L'auteur immédiatement est devenu célèbre, bien qu'il n'ait pas eu, même encore, fini sa quinzième année. Sa prochaine composition était une comédie pastorale, autorisée l'énigme de l'amour de , une production merveilleuse pour un garçon de seize, bien aérée, correcte et harmonieuse dans la langue, et le rapid dans le mouvement. Le modèle n'est pas sans ressemblance à celui du Randolph , dont les premiers travaux, cependant, à ce moment-là seulement ont été juste imprimés.
Dans le 1637 Cowley a été élu dans l'université de trinité de , Cambridge , où il le betook lui-même avec enthousiasme à l'étude de toutes sortes d'étude, et tôt distingué en tant que disciple mûr. C'était au sujet de ce temps qu'il a composé son épopée scripturale sur l'histoire du Roi David , un livre dont existe toujours dans l'original latin, le repos étant remplacé en faveur d'une version anglaise dans quatre livres, a appelé le Davideis , qu'il a édité un long temps ensuite. C'est sa la plupart de tombe et de travail important comme également remarquable pour suggérer le Milton plusieurs points dont il s'est après servis. L'épique, écrit d'une façon très morne et turgide, mais dans le bon vers héroïque rimé, traite les aventures du Roi David de sa jeunesse à frapper du Amalek par le Saul , où il se ferme abruptement.

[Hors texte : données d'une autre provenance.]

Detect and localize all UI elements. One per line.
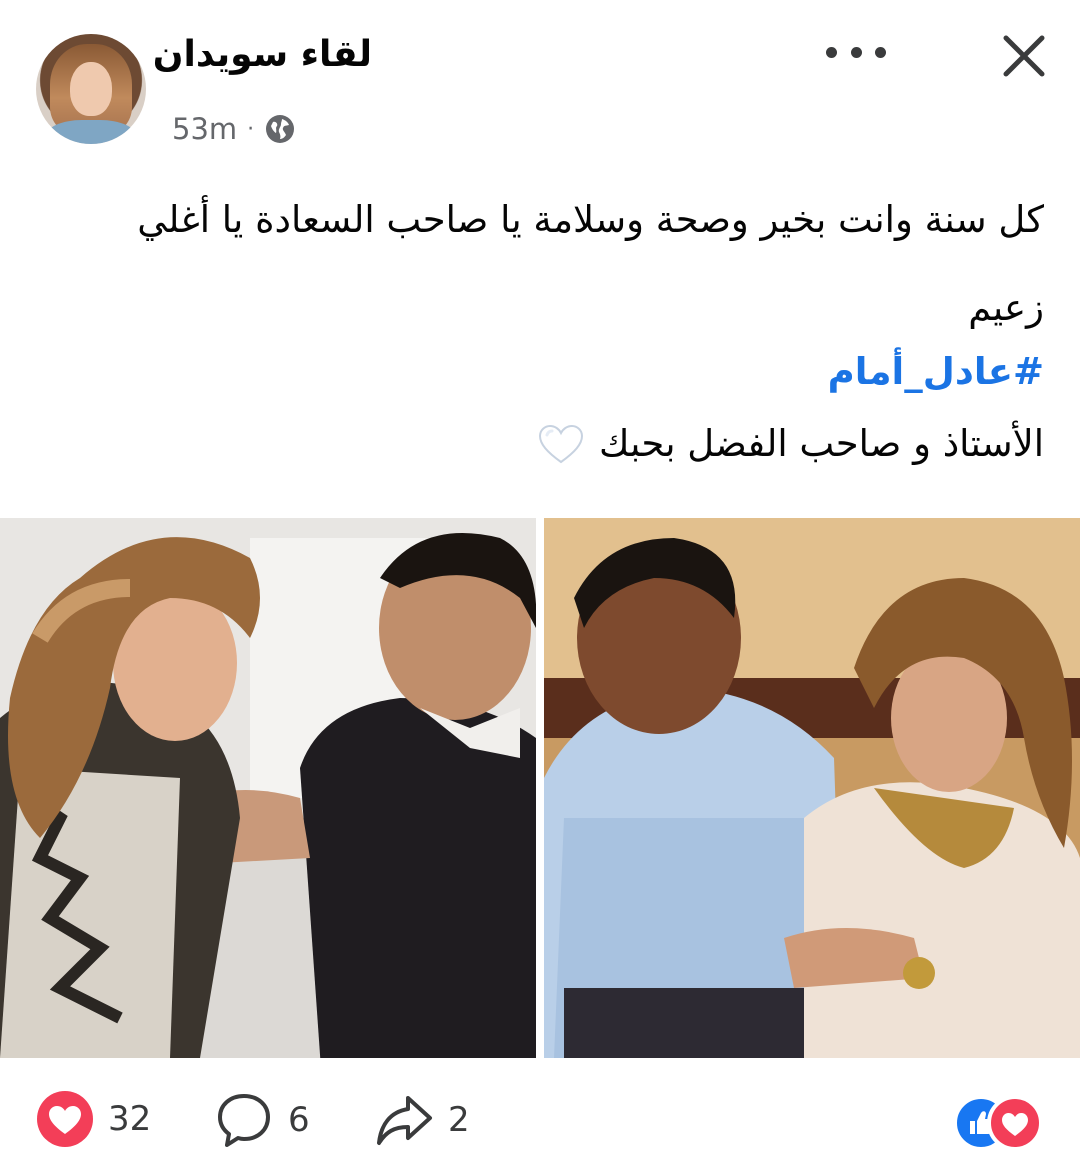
post-footer: 32 6 2 [0,1090,1080,1156]
hashtag-link[interactable]: #عادل_أمام [828,350,1044,393]
post-time[interactable]: 53m [172,112,237,146]
comments-count: 6 [288,1100,310,1140]
shares-count: 2 [448,1100,470,1140]
post-text: كل سنة وانت بخير وصحة وسلامة يا صاحب الس… [64,176,1044,352]
likes-count: 32 [108,1099,152,1139]
comment-action[interactable]: 6 [214,1090,310,1150]
photo-right-illustration [544,518,1080,1058]
more-dot [875,46,886,58]
heart-icon [37,1091,93,1147]
share-action[interactable]: 2 [374,1090,470,1150]
post-photo-right[interactable] [544,518,1080,1058]
caption-line: الأستاذ و صاحب الفضل بحبك [537,422,1044,465]
caption-text: الأستاذ و صاحب الفضل بحبك [598,422,1044,465]
post-text-line-1: كل سنة وانت بخير وصحة وسلامة يا صاحب الس… [137,198,1044,241]
post-text-line-2: زعيم [968,286,1044,329]
share-icon [377,1096,432,1145]
post-photo-left[interactable] [0,518,536,1058]
more-horizontal-icon[interactable] [826,40,886,64]
facebook-post: لقاء سويدان 53m · كل سنة وانت بخير وصحة … [0,0,1080,1168]
author-avatar[interactable] [36,34,146,144]
comment-icon [218,1094,270,1147]
close-icon[interactable] [998,30,1050,82]
avatar-face [70,62,112,116]
reactions-summary-icon[interactable] [952,1094,1044,1152]
globe-icon[interactable] [264,113,296,145]
more-dot [826,46,837,58]
author-name[interactable]: لقاء سويدان [153,34,372,75]
more-dot [850,46,862,58]
like-action[interactable]: 32 [36,1090,151,1148]
avatar-shirt [46,120,136,144]
photo-left-illustration [0,518,536,1058]
meta-separator: · [247,116,255,142]
post-meta: 53m · [172,112,296,146]
white-heart-icon [538,424,583,463]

Dans l'énigme de l'amour de du 1638 et une comédie latine, le Naufragium Joculare , ont été imprimés, et dans 1641 le passage de prince Charles par Cambridge a donné l'occasion à la production d'une autre oeuvre dramatique, le The Guardian , qui a été agi avant le visiteur royal avec beaucoup de succès. Pendant la guerre civile ce jeu a été en privé exécuté au Dublin , mais il n'a pas été imprimé jusqu'à 1650. Il est lumineux et d'une manière amusante, dans le modèle commun au " ; sons" ; du Ben Jonson , les esprits d'université qui ont écrit plus pour le cabinet que l'étape publique.
Royaliste dans l'exil
La tranquillité instruite du jeune de la vie poèt était cassée en hausse par la guerre civile ; il a chaudement embrassé le côté royaliste. Il est devenu un camarade de l'université de trinité, Cambridge, mais a été éjecté par les parlementaires en 1643. Il a fait son chemin vers Oxford, où il a apprécié l'amitié de seigneur les Malouines, et a été jeté en l'air, dans le tumulte des affaires, dans la confiance personnelle du famille royal elle-même.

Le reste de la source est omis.